Current guideline positioning is consistent with this uncertainty. For chronic coronary syndromes, the recommendation in the 2024 European Society of Cardiology Guideline is clear. The addition of low-dose colchicine (0.5 mg daily) should be considered to reduce myocardial infarction, stroke, and need for revascularization for those with chronic coronary syndromes (Class 2a, Level of Evidence A) [22].

However, for ACS, according to the 2023 European Society of Cardiology Guideline, low-dose colchicine may be considered, particularly if other risk factors are insufficiently controlled or if recurrent cardiovascular disease events occur under optimal therapy (Class 2b, Level of Evidence A) [23]. Even if the CLEAR SYNERGY trial, published one year after the European guideline, failed to demonstrate a reduction in MACEs, according to the 2025 American College of Cardiology Guideline, low-dose colchicine may still be reasonable to reduce the risk of MACEs in patients after ACS (Class 2b) [24]. However, a specific timing is lacking, reflecting ongoing uncertainty in the literature.

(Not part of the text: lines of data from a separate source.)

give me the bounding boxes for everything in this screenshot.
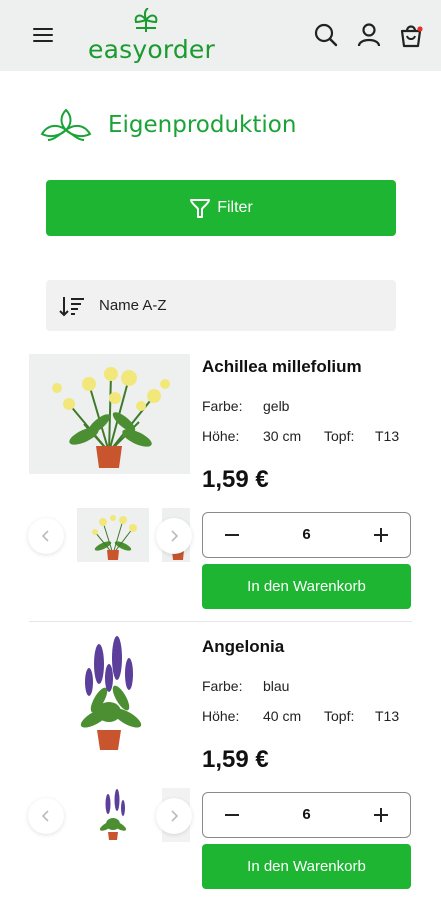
- logo-text: easyorder: [88, 35, 215, 64]
- sort-label: Name A-Z: [99, 297, 167, 314]
- height-label: Höhe:: [202, 428, 240, 444]
- quantity-stepper: 6: [202, 512, 411, 558]
- chevron-left-icon: [41, 810, 49, 822]
- filter-button-label: Filter: [217, 199, 253, 216]
- leaf-logo-icon: [40, 108, 92, 141]
- product-thumbnail[interactable]: [77, 788, 149, 842]
- category-header: Eigenproduktion: [38, 106, 418, 146]
- logo[interactable]: easyorder: [88, 8, 215, 64]
- pot-label: Topf:: [324, 708, 355, 724]
- height-value: 40 cm: [263, 708, 302, 724]
- product-thumbnail[interactable]: [77, 508, 149, 562]
- menu-icon[interactable]: [33, 26, 55, 44]
- plus-icon[interactable]: [369, 803, 393, 827]
- thumb-prev-button[interactable]: [28, 518, 64, 554]
- cart-icon[interactable]: [398, 22, 424, 48]
- color-value: gelb: [263, 398, 290, 414]
- page-title: Eigenproduktion: [108, 112, 297, 138]
- pot-value: T13: [375, 708, 400, 724]
- color-label: Farbe:: [202, 398, 243, 414]
- height-label: Höhe:: [202, 708, 240, 724]
- thumb-prev-button[interactable]: [28, 798, 64, 834]
- product-price: 1,59 €: [202, 746, 269, 773]
- color-label: Farbe:: [202, 678, 243, 694]
- sort-select[interactable]: Name A-Z: [46, 280, 396, 331]
- chevron-right-icon: [171, 530, 179, 542]
- quantity-stepper: 6: [202, 792, 411, 838]
- product-image[interactable]: [29, 634, 190, 754]
- logo-plant-icon: [134, 8, 158, 32]
- product-price: 1,59 €: [202, 466, 269, 493]
- product-name[interactable]: Achillea millefolium: [202, 357, 362, 377]
- thumb-next-button[interactable]: [156, 518, 192, 554]
- plus-icon[interactable]: [369, 523, 393, 547]
- product-image[interactable]: [29, 354, 190, 474]
- product-name[interactable]: Angelonia: [202, 637, 284, 657]
- chevron-left-icon: [41, 530, 49, 542]
- add-to-cart-button[interactable]: In den Warenkorb: [202, 564, 411, 609]
- height-value: 30 cm: [263, 428, 302, 444]
- search-icon[interactable]: [313, 22, 339, 48]
- add-to-cart-button[interactable]: In den Warenkorb: [202, 844, 411, 889]
- divider: [29, 621, 412, 622]
- filter-button[interactable]: Filter: [46, 180, 396, 236]
- user-icon[interactable]: [356, 22, 382, 48]
- pot-value: T13: [375, 428, 400, 444]
- top-header: easyorder: [0, 0, 441, 71]
- sort-icon: [59, 296, 84, 316]
- thumb-next-button[interactable]: [156, 798, 192, 834]
- color-value: blau: [263, 678, 290, 694]
- filter-icon: [190, 199, 211, 218]
- chevron-right-icon: [171, 810, 179, 822]
- pot-label: Topf:: [324, 428, 355, 444]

While colchicine remains attractive due to its low cost and biological rationale, current evidence suggests that any benefit is likely modest and may be confined to specific subgroups or treatment strategies. Therefore, further research is needed to determine the role of colchicine in patients with ACS.

5. Conclusions

In this meta-analysis of large randomized placebo-controlled trials, colchicine administration after ACS was associated with a modest, statistically significant reduction in MACEs, with substantial heterogeneity across studies. The divergent results are likely due to differences in timing and dosing of colchicine, population, background therapies, adherence, and contextual factors, rather than a fundamental lack of efficacy. Moreover, selected populations or treatment strategies may derive more benefit; therefore, further trials focusing on patient selection, timing, and duration of therapy are required.